When I was a child, my mother recognized that the public school system was never going to give me an adequate education in the area of black history, so in order to fill in the gaps we frequented the library and she made sure I read more than what I was assigned in class. Knowing of my history and pride in my culture was instilled at a very early age.
But as “black and proud” as we were, one thing my family has never done is celebrate Kwanzaa. As a matter off fact, my immediate and extended family has largely dismissed and derided the “celebration of family, community, and culture” often joking that it is not a “real” holiday and referring to it, mockingly, as “Black Christmas.” For a long time, I encountered this sentiment in nearly every black person I knew.
I didn’t understand why, and that can be attributed to my ignorance regarding what Kwanzaa actually was. I knew it was a holiday, I knew it lasted seven days, I knew it started after Christmas, and I knew it had something to do with black people. Outside of that…nothing.
Created in 1966 by professor and activist Dr. Maulana (Ron) Karenga, Kwanzaa is an outgrowth of the black nationalist politics of the 1960s, where people of African descent living in the United States began to assert their rights to humanity, and further, the right to ownership over their culture and communities.
Black nationalism taught us to reject that which was imposed on us by mainstream (read: white) cultural institutions and build our own institutions that reflected our voices, values, and heritage. Kwanzaa was born of this thinking and is meant to “serve as a regular communal celebration which reaffirmed and reinforced the bonds between us as a people in the U.S., in the Diaspora and on the African continent, in a word, as a world African community.”
The weeklong holiday introduces its participants to the Seven Principles (that are translated from Swahili), which are: Umoja (Unity), Kuji-chagulia (Self-determination), Ujima (Collective Work and Responsibility), Ujamaa (Cooperative Economics), Nia (Purpose), Kuumba (Creativity), and Imani (Faith).
Even as it has gained in popularity, Kwanzaa still isn’t an enormously popular tradition among the constituency for which it was intended.

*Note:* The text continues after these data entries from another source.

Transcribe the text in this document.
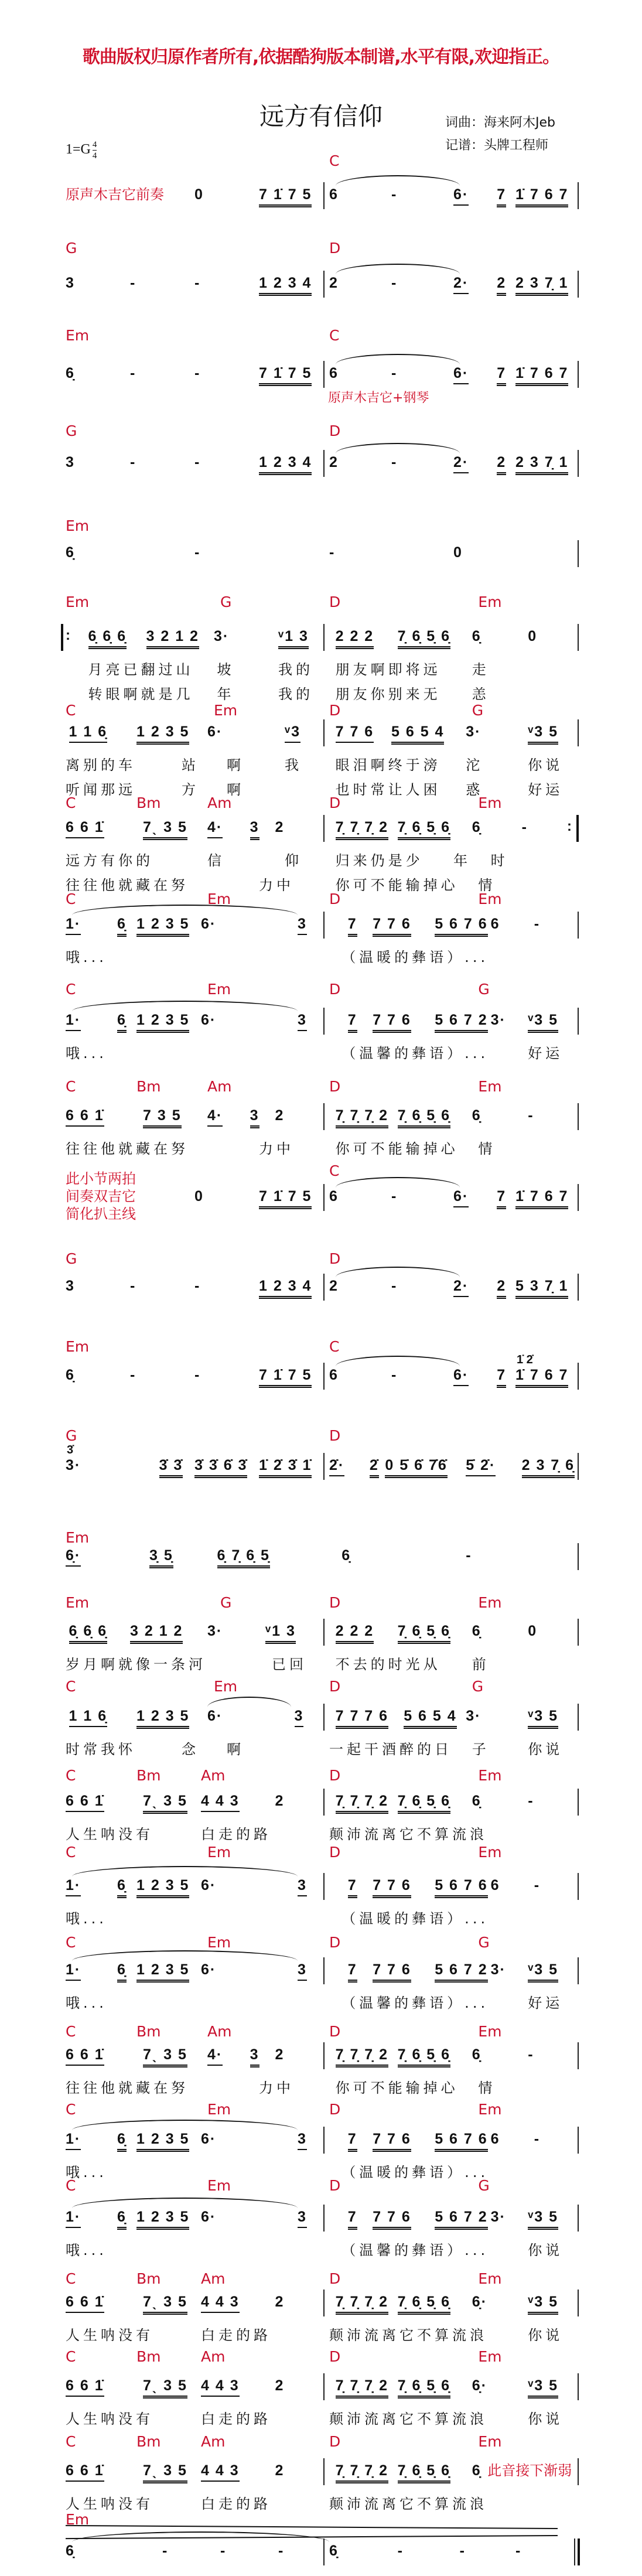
歌曲版权归原作者所有,依据酷狗版本制谱,水平有限,欢迎指正。
远方有信仰	词曲：海来阿木Jeb
记谱：头牌工程师
$1=G \frac{4}{4}$	C
0	7 1̇ 7 5 6	-	6· 7 1̇ 7 6 7
原声木吉它前奏
G	D
3	-	-	1 2 3 4 2	-	2· 2 2 3 7̣ 1
Em	C
6̣	-	-	7 1̇ 7 5 6	-	6· 7 1̇ 7 6 7
原声木吉它+钢琴
G	D
3	-	-	1 2 3 4 2	-	2· 2 2 3 7̣ 1
Em
6̣	-	-	0
Em	G	D	Em
6̣ 6̣ 6̣ 3 2 1 2 3·	ᵛ1 3 2 2 2 7̣ 6̣ 5̣ 6̣ 6̣	0
:
月亮已翻过山 坡	我的 朋友啊即将远 走
转眼啊就是几 年	我的 朋友你别来无 恙
C	Em	D	G
1 1 6̣ 1 2 3 5 6·	ᵛ3 7 7 6 5 6 5 4 3·	ᵛ3 5
离别的车	站 啊	我 眼泪啊终于滂 沱	你说
听闻那远	方 啊	也时常让人困 惑	好运
C	Bm	Am	D	Em
6 6 1̇	7ˎ 3 5 4· 3 2	7̣ 7̣ 7̣ 2 7̣ 6̣ 5̣ 6̣ 6̣	-	:
远方有你的	信	仰 归来仍是少 年 时
往往他就藏在努	力中	你可不能输掉心 情
C	Em	D	Em
1· 6̣ 1 2 3 5 6·	3	7 7 7 6 5 6 7 6 6 -
哦...	（温暖的彝语）...
C	Em	D	G
1· 6̣ 1 2 3 5 6·	3	7 7 7 6 5 6 7 2 3· ᵛ3 5
哦...	（温馨的彝语）...	好运
C	Bm	Am	D	Em
6 6 1̇	7 3 5 4· 3 2	7̣ 7̣ 7̣ 2 7̣ 6̣ 5̣ 6̣ 6̣	-
往往他就藏在努	力中	你可不能输掉心 情
C
0	7 1̇ 7 5 6	-	6· 7 1̇ 7 6 7
此小节两拍
间奏双吉它
简化扒主线
G	D
3	-	-	1 2 3 4 2	-	2· 2 5 3 7̣ 1
Em	C
1̇ 2̇
6̣	-	-	7 1̇ 7 5 6	-	6· 7 1̇ 7 6 7
G	D
3̇
3·	3̇ 3̇ 3̇ 3̇ 6̇ 3̇ 1̇ 2̇ 3̇ 1̇ 2̇· 2̇ 0 5̇ 6̇ 7̇6̇ 5̇ 2̇· 2 3 7̣ 6̣
Em
6̣·	3̣ 5̣	6̣ 7̣ 6̣ 5̣	6̣	-
Em	G	D	Em
6̣ 6̣ 6̣ 3 2 1 2 3·	ᵛ1 3	2 2 2 7̣ 6̣ 5̣ 6̣ 6̣	0
岁月啊就像一条河	已回 不去的时光从 前
C	Em	D	G
1 1 6̣ 1 2 3 5 6·	3 7 7 7 6 5 6 5 4 3·	ᵛ3 5
时常我怀	念 啊	一起干酒醉的日 子	你说
C	Bm	Am	D	Em
6 6 1̇	7ˎ 3 5 4 4 3 2	7̣ 7̣ 7̣ 2 7̣ 6̣ 5̣ 6̣ 6̣	-
人生呐没有	白走的路	颠沛流离它不算流浪
C	Em	D	Em
1· 6̣ 1 2 3 5 6·	3	7 7 7 6 5 6 7 6 6 -
哦...	（温暖的彝语）...
C	Em	D	G
1· 6̣ 1 2 3 5 6·	3	7 7 7 6 5 6 7 2 3· ᵛ3 5
哦...	（温馨的彝语）...	好运
C	Bm	Am	D	Em
6 6 1̇	7ˎ 3 5 4· 3 2	7̣ 7̣ 7̣ 2 7̣ 6̣ 5̣ 6̣ 6̣	-
往往他就藏在努	力中	你可不能输掉心 情
C	Em	D	Em
1· 6̣ 1 2 3 5 6·	3	7 7 7 6 5 6 7 6 6 -
哦...	（温暖的彝语）...
C	Em	D	G
1· 6̣ 1 2 3 5 6·	3	7 7 7 6 5 6 7 2 3· ᵛ3 5
哦...	（温馨的彝语）...	你说
C	Bm	Am	D	Em
6 6 1̇	7ˎ 3 5 4 4 3 2	7̣ 7̣ 7̣ 2 7̣ 6̣ 5̣ 6̣ 6̣·	ᵛ3 5
人生呐没有	白走的路	颠沛流离它不算流浪	你说
C	Bm	Am	D	Em
6 6 1̇	7ˎ 3 5 4 4 3 2	7̣ 7̣ 7̣ 2 7̣ 6̣ 5̣ 6̣ 6̣·	ᵛ3 5
人生呐没有	白走的路	颠沛流离它不算流浪	你说
C	Bm	Am	D	Em
6 6 1̇	7ˎ 3 5 4 4 3 2	7̣ 7̣ 7̣ 2 7̣ 6̣ 5̣ 6̣ 6̣ 此音接下渐弱
人生呐没有	白走的路	颠沛流离它不算流浪
Em
6̣	-	-	-	6̣	-	-	-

There are no official statistics on how many people celebrate the holiday, thought I’ve seen numbers of ranging from 2 percent of African-Americans to 30 million people worldwide. I personally know more people who celebrate it at this stage of my life, but all of them espouse or possess an intimate knowledge of black nationalist ideas.

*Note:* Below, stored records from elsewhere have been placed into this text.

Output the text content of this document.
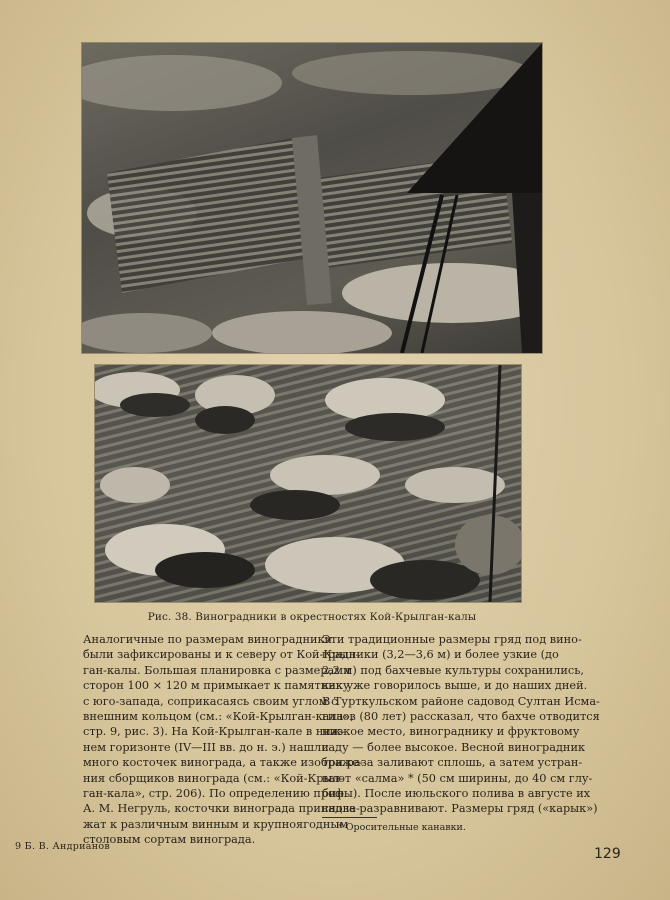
Рис. 38. Виноградники в окрестностях Кой-Крылган-калы
Аналогичные по размерам виноградники
были зафиксированы и к северу от Кой-Крыл-
ган-калы. Большая планировка с размерами
сторон 100 × 120 м примыкает к памятнику
с юго-запада, соприкасаясь своим углом с
внешним кольцом (см.: «Кой-Крылган-кала»,
стр. 9, рис. 3). На Кой-Крылган-кале в ниж-
нем горизонте (IV—III вв. до н. э.) нашли
много косточек винограда, а также изображе-
ния сборщиков винограда (см.: «Кой-Крыл-
ган-кала», стр. 206). По определению проф.
А. М. Негруль, косточки винограда принадле-
жат к различным винным и крупноягодным
столовым сортам винограда.
Эти традиционные размеры гряд под вино-
градники (3,2—3,6 м) и более узкие (до
2,2 м) под бахчевые культуры сохранились,
как уже говорилось выше, и до наших дней.
В Турткульском районе садовод Султан Исма-
гилов (80 лет) рассказал, что бахче отводится
низкое место, винограднику и фруктовому
саду — более высокое. Весной виноградник
три раза заливают сплошь, а затем устран-
вают «салма» * (50 см ширины, до 40 см глу-
бины). После июльского полива в августе их
снова разравнивают. Размеры гряд («карык»)
* Оросительные канавки.
9 Б. В. Андрианов	129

E. Franklin Frazier’s “black bourgeiosie”, or the so-called black middle-class, or those possessing a more mainstream, less “radical” political and cultural ideology, have not embraced Kwanzaa. For many, the idea of Kwanzaa is connected to the idea of black people wanting to have something to call their own and haphazardly throwing together something that resembles a mythical, romanticized “Africa” and subsequent identity, but lacks any real purpose, message, or foundation. Whether a case of elitism or assimilation, Kwanzaa garners little respect from the keepers of black middle-class values.
Even among those who may be empathetic and would otherwise embrace the principles and cultural ideas that Kwanzaa holds, there are those who do not acknowledge it due to sketchy past of the holiday’s creator. Karenga was sentenced to one to ten years in prison for torturing two women followers who he accused of attempting to assassinate him. For some, Karenga’s violent and sexist past too much to overlook to embrace is creation.
And yet, there are likely still others, trying to prove their “blackness” and show how “down for the cause” they are who publicly announce their celebration of Kwanzaa, even going so far as to own a few red, black, and green candles, but never actually get around to the actual celebrating.
What would it take to get more black people to celebrate Kwanzaa? Would it require, as the now defunct Boondocks comic strip once suggested, a holiday television special? Maybe a song to serve as an anthem? Or, perhaps, Sandra Lee’s Kwanzaa cake?
These things could work (with the exception of that ill-advised cake), but the issue is that these efforts to commercialize Kwanzaa fly in the face of what Kwanzaa is all about. Kwanzaa isn’t built to be a commercial holiday, subject American capitalism and marketing schemes, but an intimate celebration of family and community. It does not rely on the same loud pronouncements that have become associated with Christmas. Those who celebrate do so in the comfort of their homes, strengthening themselves in their resolve and meditating (and the practicing) the Seven Principles minus the fanfare.
And so long as those who choose to practice it keep the integrity and spirit of the celebration intact, Kwanzaa may never become a mass-marketed holiday, and its rituals may not become staples in black households, but it will continue giving black people a guiding light for identity and cultural connectivity.